Конечный адрес жизненного пути Льва Платоновича Карсавина – станция Абезь в Коми АССР указан во всех справочных зарубежных и отечественных изданиях научного и популярного характера. В качестве еще одной знаковой биографической точки сообщается о дате ареста этого русского ученого, религиозного философа и поэта – 9 июля 1949 г. Однако сведения об обстоятельствах, предшествовавших этому событию и подкрепленные документально, отсутствуют.
Последнее не случайно, поскольку точечные сообщения о них рассыпаны по сотням страниц самых разных документов, хранящихся в литовских архивах. По настоящий день нет даже внятного изложения основных вех послевоенной биографии Карсавина в период с 1944 по 1949 гг. Если попытаться свести основные сообщения о его жизни в этом интервале, имеющиеся к настоящему времени в отечественных и литовских источниках, результат будет пестрить обилием противоречий и несовпадений, очевидными фантазиями[1] и несуразностями. Общим для всех его разноформатных элементов, пожалуй, будет только один признак – уже упомянутое отсутствие ссылок на документы, подтверждающие то или иное утверждение.
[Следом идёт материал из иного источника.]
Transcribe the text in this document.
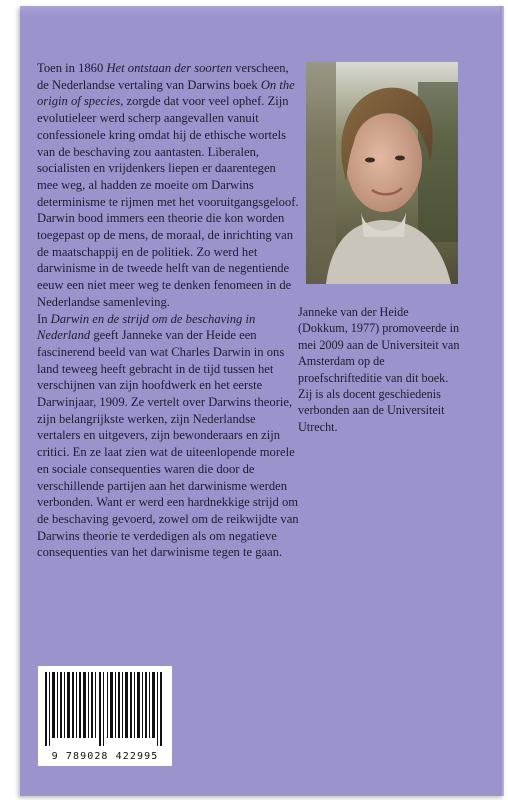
Toen in 1860 Het ontstaan der soorten verscheen, de Nederlandse vertaling van Darwins boek On the origin of species, zorgde dat voor veel ophef. Zijn evolutieleer werd scherp aangevallen vanuit confessionele kring omdat hij de ethische wortels van de beschaving zou aantasten. Liberalen, socialisten en vrijdenkers liepen er daarentegen mee weg, al hadden ze moeite om Darwins determinisme te rijmen met het vooruitgangsgeloof. Darwin bood immers een theorie die kon worden toegepast op de mens, de moraal, de inrichting van de maatschappij en de politiek. Zo werd het darwinisme in de tweede helft van de negentiende eeuw een niet meer weg te denken fenomeen in de Nederlandse samenleving.

In Darwin en de strijd om de beschaving in Nederland geeft Janneke van der Heide een fascinerend beeld van wat Charles Darwin in ons land teweeg heeft gebracht in de tijd tussen het verschijnen van zijn hoofdwerk en het eerste Darwinjaar, 1909. Ze vertelt over Darwins theorie, zijn belangrijkste werken, zijn Nederlandse vertalers en uitgevers, zijn bewonderaars en zijn critici. En ze laat zien wat de uiteenlopende morele en sociale consequenties waren die door de verschillende partijen aan het darwinisme werden verbonden. Want er werd een hardnekkige strijd om de beschaving gevoerd, zowel om de reikwijdte van Darwins theorie te verdedigen als om negatieve consequenties van het darwinisme tegen te gaan.

Janneke van der Heide (Dokkum, 1977) promoveerde in mei 2009 aan de Universiteit van Amsterdam op de proefschrifteditie van dit boek. Zij is als docent geschiedenis verbonden aan de Universiteit Utrecht.
9 789028 422995
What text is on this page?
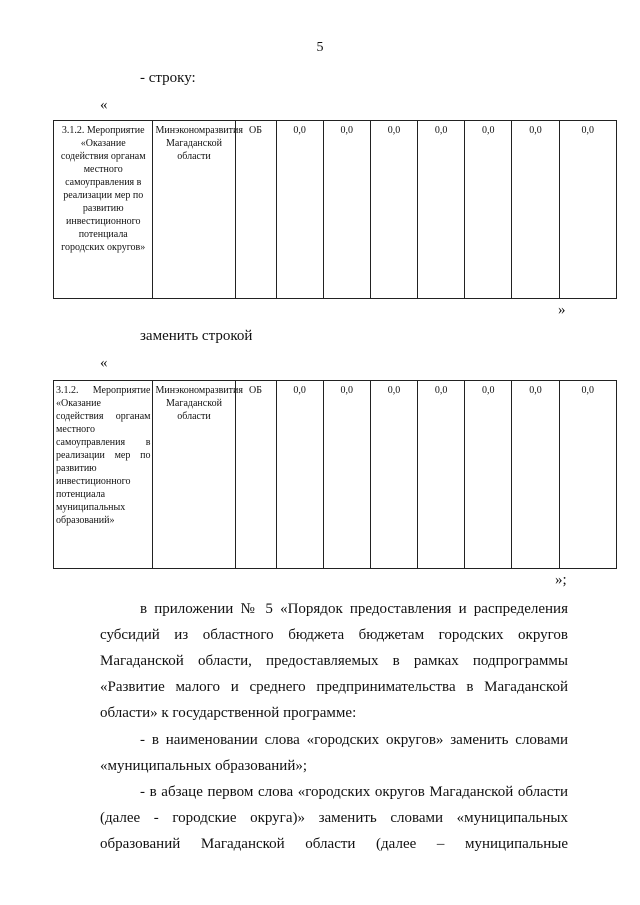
5
- строку:
«
3.1.2. Мероприятие «Оказание содействия органам местного самоуправления в реализации мер по развитию инвестиционного потенциала городских округов»	Минэкономразвития Магаданской области	ОБ	0,0	0,0	0,0	0,0	0,0	0,0	0,0
»
заменить строкой
«
3.1.2. Мероприятие «Оказание содействия органам местного самоуправления в реализации мер по развитию инвестиционного потенциала муниципальных образований»	Минэкономразвития Магаданской области	ОБ	0,0	0,0	0,0	0,0	0,0	0,0	0,0
»;
в приложении № 5 «Порядок предоставления и распределения субсидий из областного бюджета бюджетам городских округов Магаданской области, предоставляемых в рамках подпрограммы «Развитие малого и среднего предпринимательства в Магаданской области» к государственной программе:
- в наименовании слова «городских округов» заменить словами «муниципальных образований»;
- в абзаце первом слова «городских округов Магаданской области (далее - городские округа)» заменить словами «муниципальных образований Магаданской области (далее – муниципальные
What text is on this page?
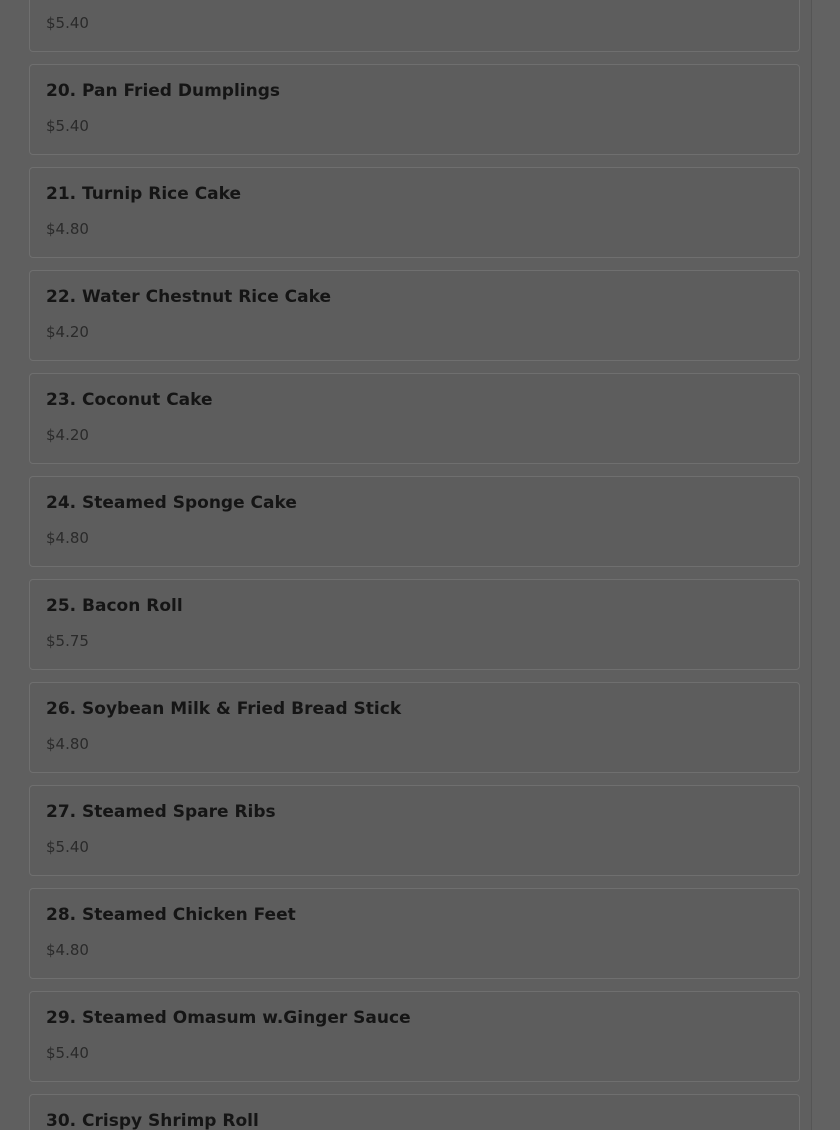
$5.40
20. Pan Fried Dumplings
$5.40
21. Turnip Rice Cake
$4.80
22. Water Chestnut Rice Cake
$4.20
23. Coconut Cake
$4.20
24. Steamed Sponge Cake
$4.80
25. Bacon Roll
$5.75
26. Soybean Milk & Fried Bread Stick
$4.80
27. Steamed Spare Ribs
$5.40
28. Steamed Chicken Feet
$4.80
29. Steamed Omasum w.Ginger Sauce
$5.40
30. Crispy Shrimp Roll
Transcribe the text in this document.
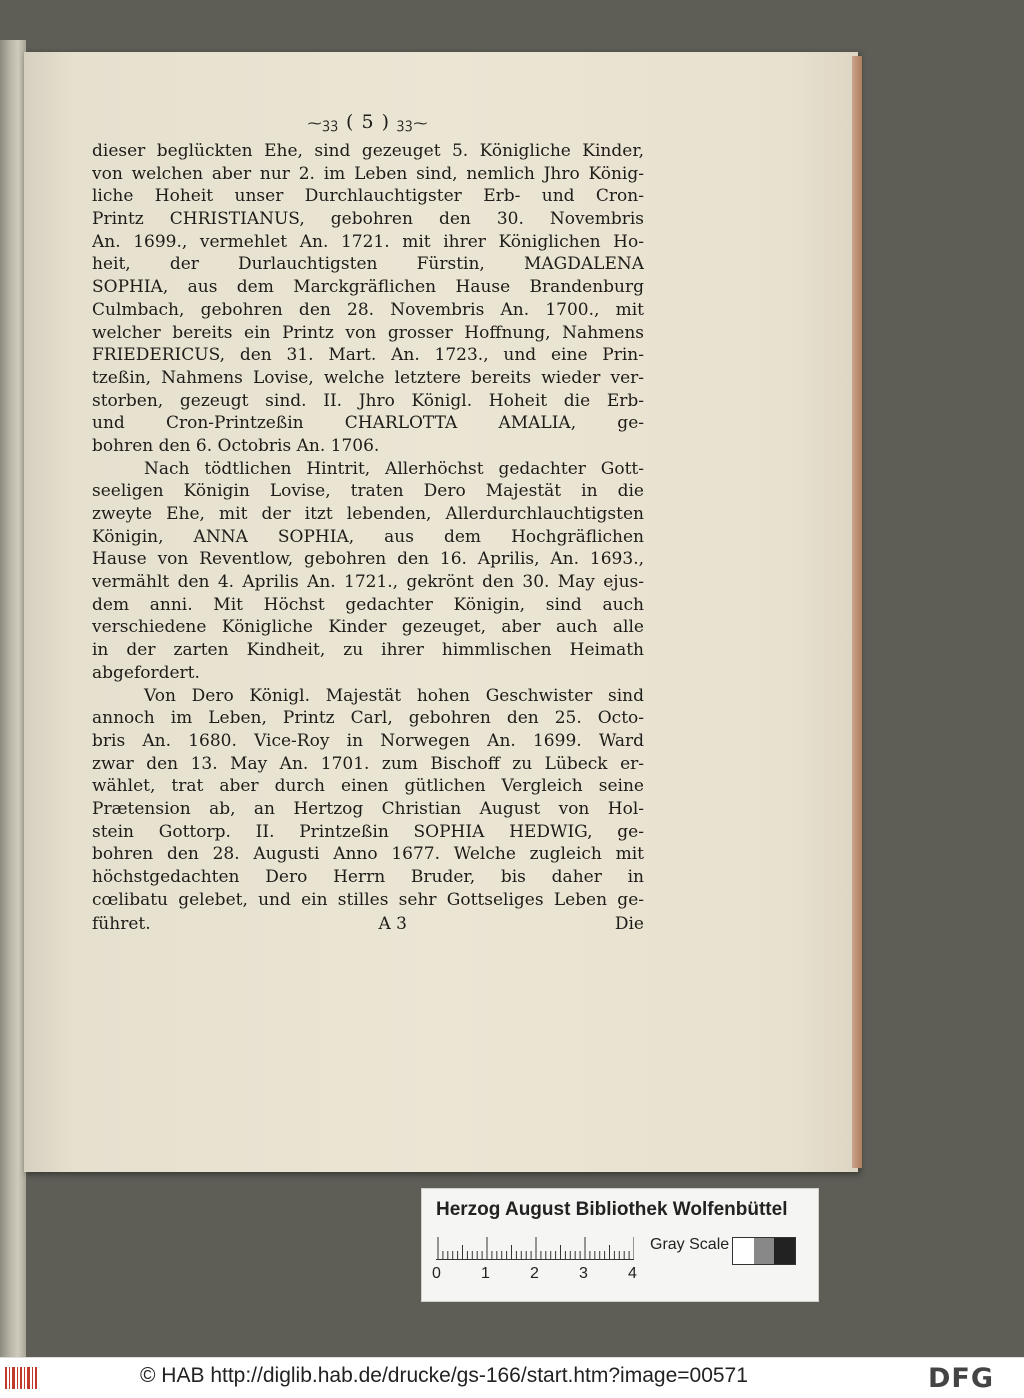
⁓ꝫꝫ ( 5 ) ꝫꝫ⁓
dieser beglückten Ehe, sind gezeuget 5. Königliche Kinder,
von welchen aber nur 2. im Leben sind, nemlich Jhro König-
liche Hoheit unser Durchlauchtigster Erb- und Cron-
Printz CHRISTIANUS, gebohren den 30. Novembris
An. 1699., vermehlet An. 1721. mit ihrer Königlichen Ho-
heit, der Durlauchtigsten Fürstin, MAGDALENA
SOPHIA, aus dem Marckgräflichen Hause Brandenburg
Culmbach, gebohren den 28. Novembris An. 1700., mit
welcher bereits ein Printz von grosser Hoffnung, Nahmens
FRIEDERICUS, den 31. Mart. An. 1723., und eine Prin-
tzeßin, Nahmens Lovise, welche letztere bereits wieder ver-
storben, gezeugt sind. II. Jhro Königl. Hoheit die Erb-
und Cron-Printzeßin CHARLOTTA AMALIA, ge-
bohren den 6. Octobris An. 1706.
Nach tödtlichen Hintrit, Allerhöchst gedachter Gott-
seeligen Königin Lovise, traten Dero Majestät in die
zweyte Ehe, mit der itzt lebenden, Allerdurchlauchtigsten
Königin, ANNA SOPHIA, aus dem Hochgräflichen
Hause von Reventlow, gebohren den 16. Aprilis, An. 1693.,
vermählt den 4. Aprilis An. 1721., gekrönt den 30. May ejus-
dem anni. Mit Höchst gedachter Königin, sind auch
verschiedene Königliche Kinder gezeuget, aber auch alle
in der zarten Kindheit, zu ihrer himmlischen Heimath
abgefordert.
Von Dero Königl. Majestät hohen Geschwister sind
annoch im Leben, Printz Carl, gebohren den 25. Octo-
bris An. 1680. Vice-Roy in Norwegen An. 1699. Ward
zwar den 13. May An. 1701. zum Bischoff zu Lübeck er-
wählet, trat aber durch einen gütlichen Vergleich seine
Prætension ab, an Hertzog Christian August von Hol-
stein Gottorp. II. Printzeßin SOPHIA HEDWIG, ge-
bohren den 28. Augusti Anno 1677. Welche zugleich mit
höchstgedachten Dero Herrn Bruder, bis daher in
cœlibatu gelebet, und ein stilles sehr Gottseliges Leben ge-
führet.	A 3	Die
Herzog August Bibliothek Wolfenbüttel
0	1	2	3	4
Gray Scale
© HAB http://diglib.hab.de/drucke/gs-166/start.htm?image=00571	DFG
Существующая лакуна в биографии одного из самых значительных фигур отечественной мысли – определенный нонсенс в истории русской философии, тем более, что российские исследователи в течение трех десятилетий имели свободный доступ к литовским архивам, и только недавно они стали нам недоступны. Конечно, полноценная работа в этих архивах и раньше предполагала знание литовского языка, чтобы свободно ориентироваться в обширных каталогах фондов, ведь многое из имеющего прямое отношение к жизни Карсавина, находится в собраниях документов лиц, непосредственно с ним связанных.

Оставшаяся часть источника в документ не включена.